Macros-based malware attacks targeting Windows machines running Microsoft Word have been proved to be a long-standing and routine threat to PCs. Now, security researchers have discovered attackers developing malicious macros for Word documents on Apple’s Mac platform.
Macros exploitations have long been a staple with Microsoft office programs. Essentially, Macros automates specific tasks through a series of commands and actions. Coded and written in Microsoft’s VBA (Visual Basic for Applications), they are commonly abused my malware authors and cybercriminals for installing malware onto targeted computers. Security researchers are in agreement, recommending users not to enable Macros.
While the vulnerability was frequently exploited by attackers targeting the Window platform, researchers have now discovered the first instance of a malicious macros embedded in a Word document targeting Mac computers.
Discovered by Patrick Wardle, head of research at security firm Synack, a Python-coded macro proceeds to download a malware payload that infects Mac machines, enabling hackers to a sweeping compromise of the targeted victim’s computer. The malware allows hackers to access a user’s browser history, enable the computer’s webcam and dump the keychain to steal credentials.

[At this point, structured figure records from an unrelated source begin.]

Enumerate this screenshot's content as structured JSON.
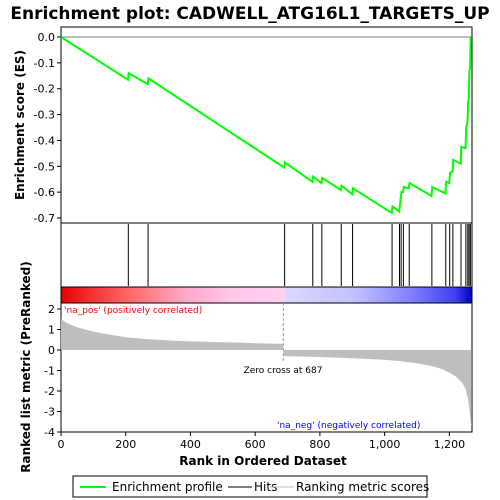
{
  "chart_data": {
    "type": "line",
    "title": "Enrichment plot: CADWELL_ATG16L1_TARGETS_UP",
    "xlabel": "Rank in Ordered Dataset",
    "ylabel_top": "Enrichment score (ES)",
    "ylabel_bottom": "Ranked list metric (PreRanked)",
    "xlim": [
      0,
      1270
    ],
    "x_ticks": [
      0,
      200,
      400,
      600,
      800,
      1000,
      1200
    ],
    "x_tick_labels": [
      "0",
      "200",
      "400",
      "600",
      "800",
      "1,000",
      "1,200"
    ],
    "es_ylim": [
      -0.7,
      0.0
    ],
    "es_ticks": [
      0.0,
      -0.1,
      -0.2,
      -0.3,
      -0.4,
      -0.5,
      -0.6,
      -0.7
    ],
    "es_tick_labels": [
      "0.0",
      "-0.1",
      "-0.2",
      "-0.3",
      "-0.4",
      "-0.5",
      "-0.6",
      "-0.7"
    ],
    "metric_ylim": [
      -4,
      2
    ],
    "metric_ticks": [
      2,
      1,
      0,
      -1,
      -2,
      -3,
      -4
    ],
    "metric_tick_labels": [
      "2",
      "1",
      "0",
      "-1",
      "-2",
      "-3",
      "-4"
    ],
    "series": [
      {
        "name": "Enrichment profile",
        "color": "#00ff00",
        "x": [
          0,
          207,
          209,
          268,
          270,
          690,
          692,
          777,
          779,
          805,
          807,
          865,
          867,
          900,
          902,
          1022,
          1024,
          1045,
          1047,
          1050,
          1052,
          1057,
          1059,
          1075,
          1077,
          1145,
          1147,
          1188,
          1190,
          1200,
          1202,
          1210,
          1212,
          1235,
          1237,
          1250,
          1252,
          1256,
          1258,
          1260,
          1262,
          1264,
          1266
        ],
        "y": [
          0.0,
          -0.165,
          -0.14,
          -0.182,
          -0.16,
          -0.505,
          -0.485,
          -0.56,
          -0.54,
          -0.565,
          -0.545,
          -0.592,
          -0.575,
          -0.608,
          -0.585,
          -0.68,
          -0.655,
          -0.675,
          -0.655,
          -0.62,
          -0.6,
          -0.6,
          -0.58,
          -0.585,
          -0.565,
          -0.615,
          -0.58,
          -0.605,
          -0.56,
          -0.565,
          -0.525,
          -0.52,
          -0.475,
          -0.49,
          -0.425,
          -0.43,
          -0.35,
          -0.33,
          -0.25,
          -0.24,
          -0.13,
          -0.12,
          0.0
        ]
      },
      {
        "name": "Hits",
        "color": "#000000",
        "positions": [
          208,
          269,
          691,
          778,
          806,
          866,
          901,
          1023,
          1046,
          1051,
          1058,
          1076,
          1146,
          1189,
          1201,
          1211,
          1236,
          1251,
          1257,
          1261,
          1265
        ]
      },
      {
        "name": "Ranking metric scores",
        "color": "#bebebe",
        "x": [
          0,
          20,
          50,
          100,
          150,
          200,
          250,
          300,
          350,
          400,
          450,
          500,
          550,
          600,
          650,
          686,
          688,
          750,
          800,
          850,
          900,
          950,
          1000,
          1050,
          1100,
          1150,
          1180,
          1200,
          1220,
          1240,
          1250,
          1258,
          1262,
          1266,
          1269
        ],
        "y": [
          1.5,
          1.3,
          1.1,
          0.9,
          0.75,
          0.62,
          0.55,
          0.5,
          0.45,
          0.42,
          0.4,
          0.38,
          0.36,
          0.33,
          0.31,
          0.3,
          -0.3,
          -0.32,
          -0.34,
          -0.37,
          -0.4,
          -0.44,
          -0.48,
          -0.55,
          -0.65,
          -0.8,
          -0.95,
          -1.1,
          -1.3,
          -1.6,
          -1.9,
          -2.4,
          -2.9,
          -3.5,
          -3.7
        ]
      }
    ],
    "annotations": {
      "pos_label": "'na_pos' (positively correlated)",
      "neg_label": "'na_neg' (negatively correlated)",
      "zero_cross": "Zero cross at 687",
      "pos_color": "#ff0000",
      "neg_color": "#0000ff",
      "zero_cross_at": 687
    },
    "legend": {
      "placement": "bottom",
      "entries": [
        "Enrichment profile",
        "Hits",
        "Ranking metric scores"
      ]
    },
    "grid": false
  }
}
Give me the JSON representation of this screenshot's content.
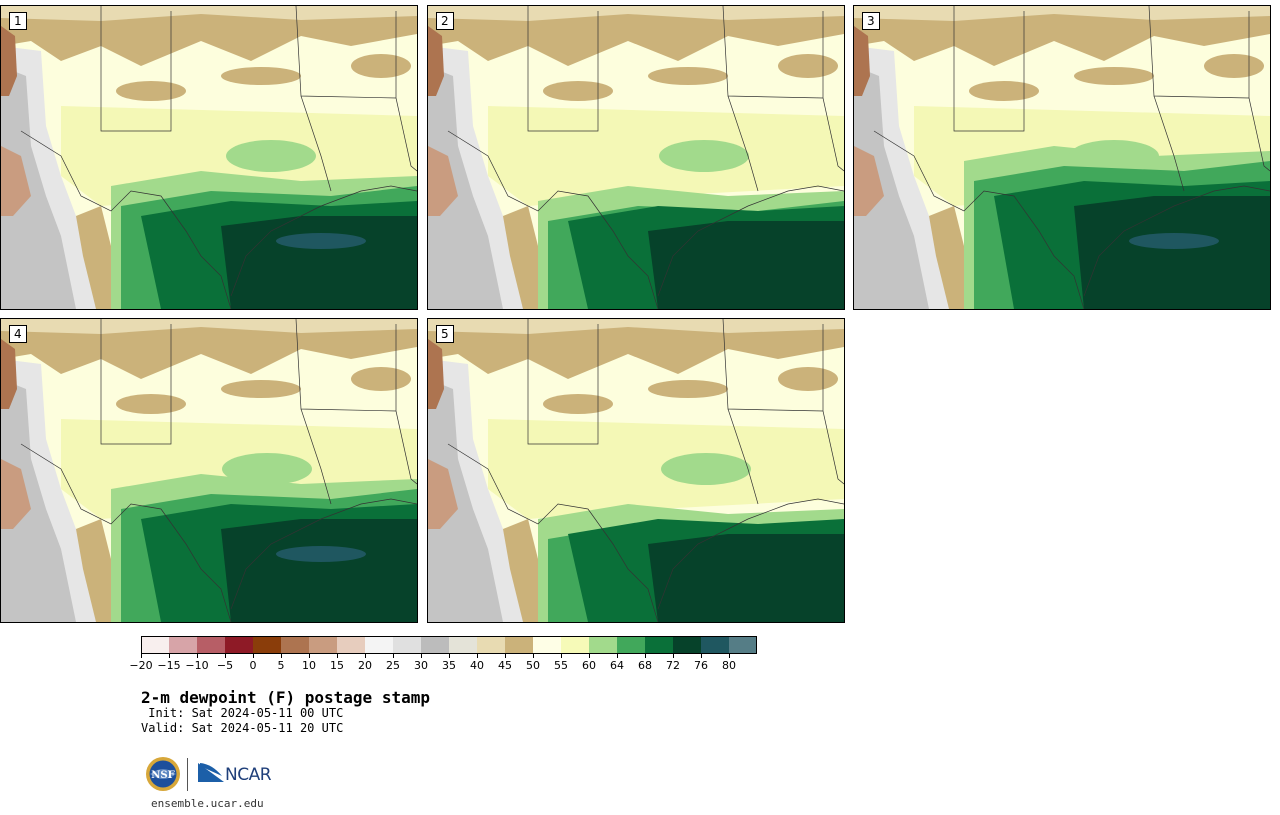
{
  "figure": {
    "title": "2-m dewpoint (F) postage stamp",
    "init_line": " Init: Sat 2024-05-11 00 UTC",
    "valid_line": "Valid: Sat 2024-05-11 20 UTC",
    "url": "ensemble.ucar.edu"
  },
  "members": [
    {
      "label": "1"
    },
    {
      "label": "2"
    },
    {
      "label": "3"
    },
    {
      "label": "4"
    },
    {
      "label": "5"
    }
  ],
  "colorbar": {
    "tick_labels": [
      "−20",
      "−15",
      "−10",
      "−5",
      "0",
      "5",
      "10",
      "15",
      "20",
      "25",
      "30",
      "35",
      "40",
      "45",
      "50",
      "55",
      "60",
      "64",
      "68",
      "72",
      "76",
      "80"
    ],
    "colors": [
      "#f8efee",
      "#d7a4a8",
      "#b75e66",
      "#8e1a26",
      "#8a3d0a",
      "#ad7450",
      "#c99c80",
      "#e7cdbe",
      "#f4f4f4",
      "#e0e0e0",
      "#bcbcbc",
      "#e4e3d8",
      "#e8dbb2",
      "#cbb27a",
      "#fefee6",
      "#f6fab8",
      "#a2da8c",
      "#41a85b",
      "#0a7039",
      "#06422a",
      "#1f5760",
      "#557d86"
    ]
  },
  "logos": {
    "nsf": "NSF",
    "ncar": "NCAR"
  }
}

Overall, this malware sample isn’t particularly advanced. IT relies on user interaction (to open a malicious document in Microsoft Word, (not Apple’s Pages)), as well as needs macros to be enabled.
Notably, Mac users are prompted to enable macros in the event of opening the malicious Word document. If the warning is ignored, the embedded macro executes the command to download the payload.
The function, coded in Python, is near identical to an open source Mac post-exploitation agent called EmPyre, which is also found targeting Linux machines.
“It’s kind of a low-tech solution, but on one hand it’s abusing legitimate functionality so it’s not going to crash like a memory corruption or overflow might, and it’s not going to be patched out,” Wardle added.
A geolocating traceback revealed the IP of the malware sender to be in Russia. The same IP has been associated with other malicious activities including phishing attempts.